A hanko is supposed to be a unique signature, you can style it however you want as long as it's readable. Romaji, katakana or hirakana - but don't make up kanji unless you officially have that kanji registered as your by-name.

Read the part about Jitsu-in: http://www.city.kakamigahara.lg.jp/international/english/3101/003106.html

As a rule, you can only register your name as stated on your alien registration card. You can register a stamp of your family name, given name or both. The stamp should print your name in the alphabet, katakana or hiragana. You can register your name in kanji ONLY if you first register the kanji name as a by-name first. This can also be done at the citizens’ service department.

  • 1
    I am not gonna down-vote but this is not entirely correct. I have hankos used for official documents (bank, house contracts, etc) that not only use kanji that not only pronunciation-wise have nothing to do with my real name, they are also quite unreadable in Japanese. You are correct only in case we are talking of a registered hanko but the question is not specific to that case.
    – Tommy
    Jan 30, 2018 at 2:56
  • 1
    You're right @Tommy, I was actually going to write the same thing, but I've noticed when I inject my "own experience" into any answer in this community, I instantly get downvoted... So I just stuck to something I can back up that's not my own experience. What I wanted to write was, you can literally do whatever you want unless it isn't for something mega official. But that's too short to be a "decent" answer on here :-D
    – user5083
    Jan 30, 2018 at 3:44
  • I upvoted you because you mention something that is very important to those who plan to do anything official in Japan. I would agree with @Tommy, however, that the distinction between personal use and official use ought to be made.
    – BJCUAI
    Jan 30, 2018 at 3:47
  • Makes sense, but I think depending on the situations personal experiences matter as well. To stick to this example, I was told straight to my face by 2 employees of the city office that in case of foreigners (from non-kanji countries) can only use either romaji or katakana. I even argued that makes no sense to allow katakana but not kanji as my name on the passport (or zairyu card) has no katakana anyway (yeah I'm a kanji fan lol). I think this is kind of experience is more or less as reliable as wikipedia (assuming good faith of course). :)
    – Tommy
    Jan 30, 2018 at 3:49

In some cases is better ask to you city office which one is better, in my case the city office accept my hanko in katakana and i use that one for bank and everything that i need. In the case of my wife (half-japanese) she use the hanko with her family name in Kanji without any problem.

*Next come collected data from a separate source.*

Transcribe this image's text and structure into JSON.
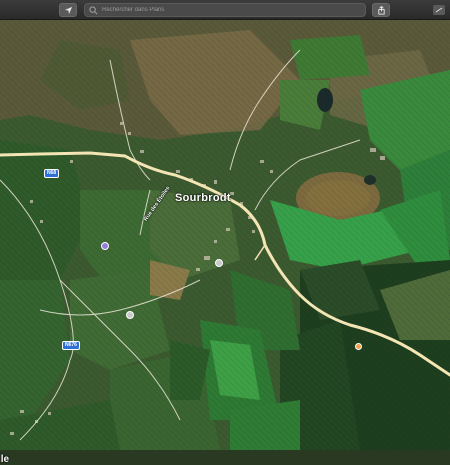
{
  "toolbar": {
    "search_placeholder": "Rechercher dans Plans",
    "locate_icon": "location-arrow-icon",
    "share_icon": "share-icon",
    "corner_icon": "window-corner-icon"
  },
  "map": {
    "town_label": "Sourbrodt",
    "street_label": "Rue des Étoiles",
    "edge_label": "lle",
    "road_shields": [
      "N68",
      "N676"
    ],
    "colors": {
      "forest": "#1f4a22",
      "field_green": "#3f7a34",
      "bright_green": "#37a04a",
      "heath": "#6b6a45",
      "road": "#f3e6b4"
    }
  }
}
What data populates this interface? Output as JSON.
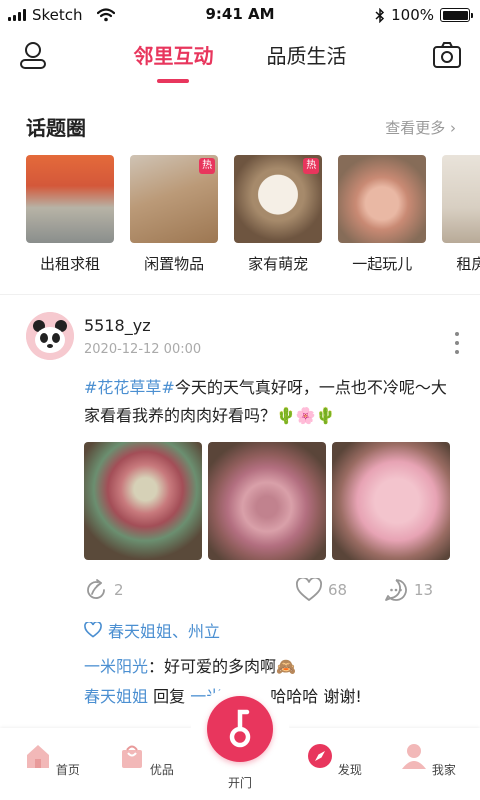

My experience as an American living in Japan is that you are not expected to use hanko. My signature in the hanko space on documents (bank and other) was regularly accepted. (Yes, I did have to kind of squish my signature in, almost like initializing instead of signing.) I have lived and worked in Japan multiple times over the years, but have never had long-term resident status or citizenship, so your situation may be different. But if you ask, you may not have a need for a hanko.